During GBE, nuclei are repositioned to different apical–basal planes to allow for maximal changes in cell shapes and the sliding of cellular volumes past neighboring cells for efficient cell intercalation and tissue extension (de Leeuw et al., 2024). Here, we have shown that a rapid reorganization of MT networks is necessary for these nuclear movements within the epithelial cytoplasm. MTs transition from a largely centrosomal organization to perinuclear and apical non-centrosomal arrays that are required for the proper dispersion of nuclei away from a common apical plane (model, Fig. 7 M). The centrosomal to ncMT switch begins during mid-late cellularization when MTs initiating from centrosomes lose contact with the centrosome (Harris and Peifer, 2007). Our work illustrates that as GBE advances, the MT basket that initially surrounds the nucleus shifts towards apical cell regions in only 20 min of developmental time (Fig. 7 M).
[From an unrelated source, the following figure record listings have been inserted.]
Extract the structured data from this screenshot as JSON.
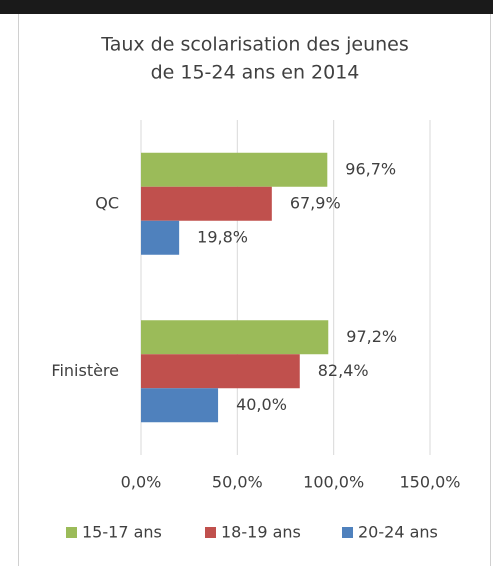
{
  "chart_data": {
    "type": "hbar",
    "title": [
      "Taux de scolarisation des jeunes",
      "de 15-24 ans en 2014"
    ],
    "categories": [
      "QC",
      "Finistère"
    ],
    "series": [
      {
        "name": "15-17 ans",
        "color": "#9bbb59",
        "values": [
          96.7,
          97.2
        ],
        "value_labels": [
          "96,7%",
          "97,2%"
        ]
      },
      {
        "name": "18-19 ans",
        "color": "#c0504d",
        "values": [
          67.9,
          82.4
        ],
        "value_labels": [
          "67,9%",
          "82,4%"
        ]
      },
      {
        "name": "20-24 ans",
        "color": "#4f81bd",
        "values": [
          19.8,
          40.0
        ],
        "value_labels": [
          "19,8%",
          "40,0%"
        ]
      }
    ],
    "xlim": [
      0,
      150
    ],
    "xticks": [
      {
        "value": 0,
        "label": "0,0%"
      },
      {
        "value": 50,
        "label": "50,0%"
      },
      {
        "value": 100,
        "label": "100,0%"
      },
      {
        "value": 150,
        "label": "150,0%"
      }
    ],
    "grid": true,
    "legend": "bottom"
  }
}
These nucleus-associated MTs have attributes of a stabilized ncMT array, as judged by the appearance of acetylated MTs and FRAP data. CAMSAP (Patronin) and +TIP CLASP protein activity is essential for the stabilization of this network, both before and during the apical shift away from nuclei. This is consistent with previous work that demonstrated that Patronin overexpression enhanced tyrosinated and acetylated MTs in the apical domes of early embryos (Takeda et al., 2018).
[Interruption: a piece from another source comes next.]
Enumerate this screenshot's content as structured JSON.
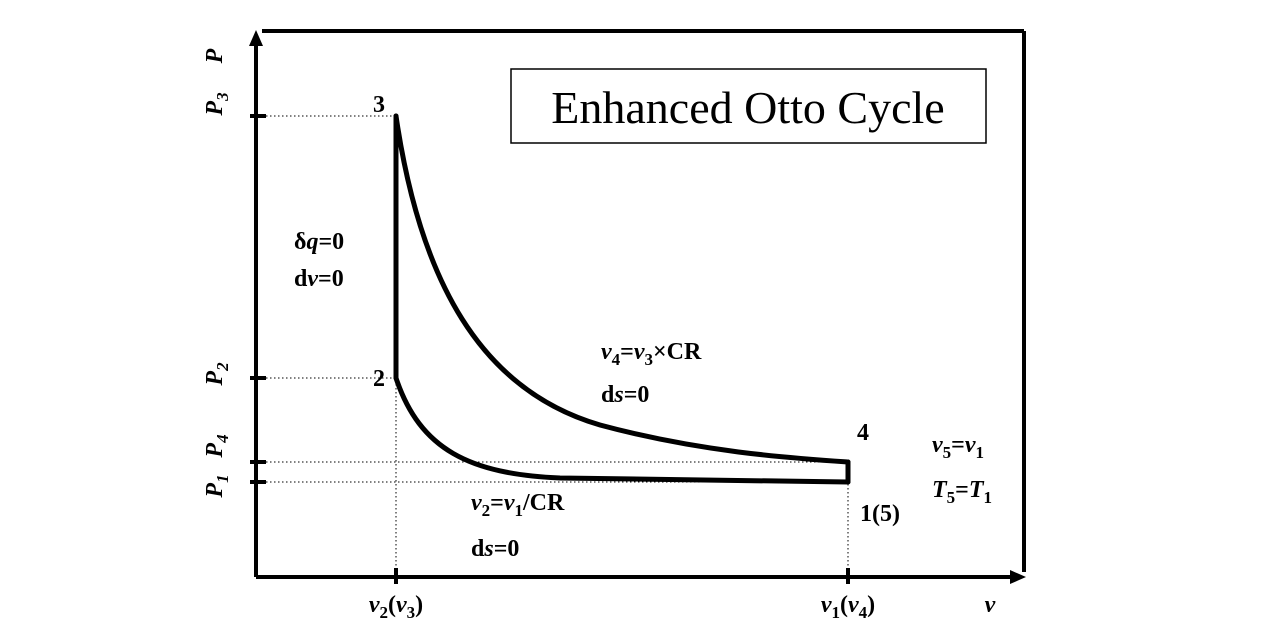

Interestingly, CLASP function additionally appears to mediate the orientation and anchoring of nuclei during dispersion, as they begin to wobble and collide with apical surfaces after CLASP disruption. The destabilization of perinuclear MTs seen in CLASP and Patronin embryos is not apparent in EB1 compromised embryos, suggesting that this +TIP protein is not required to stabilize the ncMTs. However, perinuclear MTs fail to migrate away from nuclei, perhaps indicating that EB1 is needed to associate these MTs with the cortex, which would be consistent with canonical cortical functions of EB1 (Mimori-Kiyosue et al., 2000; Mimori-Kiyosue et al., 2005; Askham et al., 2000; Barth et al., 2002). These effects of Patronin, CLASP, and EB1 function are also apparent at the level of metrics that report nuclear velocities and active periods of movement. The percentage of actively dispersing nuclei drops sharply in embryos with disrupted CLASP, Patronin, and EB1 function (reductions of 65%, 38%, and 43%, respectively). Similarly, individual nuclear velocities decreased by 27–50% in Patronin, CLASP, and EB1 embryos. Thus, a stable ncMT network, created and positioned through the combined activities of −TIP and +TIP proteins, is an essential mediator of dispersive activities in the intercalating epithelium.
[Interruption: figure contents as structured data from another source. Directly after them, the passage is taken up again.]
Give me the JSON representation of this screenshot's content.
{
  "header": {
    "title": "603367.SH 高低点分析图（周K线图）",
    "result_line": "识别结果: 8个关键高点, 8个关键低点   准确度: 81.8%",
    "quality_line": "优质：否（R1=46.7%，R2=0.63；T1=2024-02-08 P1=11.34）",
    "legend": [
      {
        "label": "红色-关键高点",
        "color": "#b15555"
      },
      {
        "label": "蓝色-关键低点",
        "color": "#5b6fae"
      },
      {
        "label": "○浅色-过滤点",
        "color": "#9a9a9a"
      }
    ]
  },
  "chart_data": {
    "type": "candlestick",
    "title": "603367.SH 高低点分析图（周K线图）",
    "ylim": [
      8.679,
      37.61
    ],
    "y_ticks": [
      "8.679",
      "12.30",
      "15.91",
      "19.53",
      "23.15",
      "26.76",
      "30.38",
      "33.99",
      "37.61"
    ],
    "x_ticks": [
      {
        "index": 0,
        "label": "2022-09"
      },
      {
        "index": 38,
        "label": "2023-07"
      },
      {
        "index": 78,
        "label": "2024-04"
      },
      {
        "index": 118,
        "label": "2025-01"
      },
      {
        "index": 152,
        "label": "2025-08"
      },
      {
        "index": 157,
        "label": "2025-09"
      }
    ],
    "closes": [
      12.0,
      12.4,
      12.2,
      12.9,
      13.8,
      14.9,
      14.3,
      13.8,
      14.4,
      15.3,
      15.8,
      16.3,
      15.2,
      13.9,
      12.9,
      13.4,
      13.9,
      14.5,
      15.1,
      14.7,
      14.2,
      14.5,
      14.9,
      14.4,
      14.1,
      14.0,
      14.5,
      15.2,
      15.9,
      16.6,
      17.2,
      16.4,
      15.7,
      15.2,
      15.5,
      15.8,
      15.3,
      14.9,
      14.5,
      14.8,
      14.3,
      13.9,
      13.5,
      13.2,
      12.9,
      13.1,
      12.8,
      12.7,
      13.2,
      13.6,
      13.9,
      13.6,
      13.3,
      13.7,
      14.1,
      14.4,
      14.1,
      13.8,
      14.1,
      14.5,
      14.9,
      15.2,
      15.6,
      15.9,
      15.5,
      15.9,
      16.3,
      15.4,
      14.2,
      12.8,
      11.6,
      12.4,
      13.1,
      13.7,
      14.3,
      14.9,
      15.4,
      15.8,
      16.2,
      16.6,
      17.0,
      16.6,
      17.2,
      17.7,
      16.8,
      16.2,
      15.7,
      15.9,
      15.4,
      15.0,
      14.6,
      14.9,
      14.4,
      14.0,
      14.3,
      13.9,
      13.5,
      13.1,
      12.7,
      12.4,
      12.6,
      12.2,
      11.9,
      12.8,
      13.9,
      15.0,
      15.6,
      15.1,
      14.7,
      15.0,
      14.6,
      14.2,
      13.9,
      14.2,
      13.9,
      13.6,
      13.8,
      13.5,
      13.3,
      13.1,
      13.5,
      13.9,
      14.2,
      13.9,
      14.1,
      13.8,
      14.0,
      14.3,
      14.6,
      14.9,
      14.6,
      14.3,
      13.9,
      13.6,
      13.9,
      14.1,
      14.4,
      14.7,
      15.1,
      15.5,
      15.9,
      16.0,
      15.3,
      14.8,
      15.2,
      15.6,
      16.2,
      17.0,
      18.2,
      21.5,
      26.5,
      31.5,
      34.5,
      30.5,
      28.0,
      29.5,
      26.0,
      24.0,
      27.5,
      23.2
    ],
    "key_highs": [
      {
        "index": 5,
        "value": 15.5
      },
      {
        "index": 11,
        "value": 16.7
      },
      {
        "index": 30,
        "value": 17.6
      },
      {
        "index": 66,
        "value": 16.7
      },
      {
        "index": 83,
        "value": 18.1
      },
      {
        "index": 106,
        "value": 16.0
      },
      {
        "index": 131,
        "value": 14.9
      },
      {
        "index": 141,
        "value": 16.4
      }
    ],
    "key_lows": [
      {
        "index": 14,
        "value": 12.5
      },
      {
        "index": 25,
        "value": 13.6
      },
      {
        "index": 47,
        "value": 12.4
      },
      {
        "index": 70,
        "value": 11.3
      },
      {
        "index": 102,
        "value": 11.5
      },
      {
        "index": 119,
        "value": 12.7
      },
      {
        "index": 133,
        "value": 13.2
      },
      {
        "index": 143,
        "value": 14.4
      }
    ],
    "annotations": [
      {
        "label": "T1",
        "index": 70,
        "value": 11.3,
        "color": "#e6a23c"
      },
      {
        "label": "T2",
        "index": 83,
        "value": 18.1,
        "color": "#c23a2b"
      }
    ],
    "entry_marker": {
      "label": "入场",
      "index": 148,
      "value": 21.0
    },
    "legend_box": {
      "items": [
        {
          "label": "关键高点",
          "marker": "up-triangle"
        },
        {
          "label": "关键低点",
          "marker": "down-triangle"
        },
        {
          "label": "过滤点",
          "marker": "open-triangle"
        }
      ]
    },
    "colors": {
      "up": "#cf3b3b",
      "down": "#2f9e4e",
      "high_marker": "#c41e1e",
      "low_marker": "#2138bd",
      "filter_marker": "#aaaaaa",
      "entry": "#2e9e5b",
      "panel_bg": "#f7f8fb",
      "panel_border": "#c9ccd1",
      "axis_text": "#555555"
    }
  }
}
Our results also suggest an intriguing antagonism between centrosomal and ncMTs, as well as components of the machinery that generate these MT arrays, at these stages. Patronin or CLASP disruption, which weakened ncMT populations, produced exceptionally bright centrosomes of increased MT intensities. Conversely, depleting γ-tubulin caused an increase in apical and perinuclear MTs. This antagonism could be through a competition for tubulin subunits, such that the absence of ncMT or centrosomal arrays increases the availability of subunits for the competing population. However, this antagonism is also apparent at the level of the stabilizing proteins. γ-tubulin depletion permitted the enhanced recruitment of Patronin to centrosomes and, similarly, the disruption of CLASP function also saw an increase of centrosomal Patronin. This may explain a surprising result—centrosomal MT intensities actually increased when γ-tubulin function, one of the key proteins in nucleating centrosomal MTs, is compromised. The enhanced recruitment of Patronin to centrosomes observed after γ-tubulin depletion (and the reversal of MT enhancement observed after Patronin/γ-tubulin co-depletion) suggests that Patronin can substitute for weakened γ-tubulin activity, thus allowing the stabilization of centrosome-associated MTs. It is interesting to note that compensatory mechanisms for MT organization during mitotic divisions have also been observed, although these have implicated pathways involving Msps, mei-38, or augmin (Hayward et al., 2014; Zhu et al., 2023). These results thus highlight a dynamic interplay between ncMTs and centrosomal MTs.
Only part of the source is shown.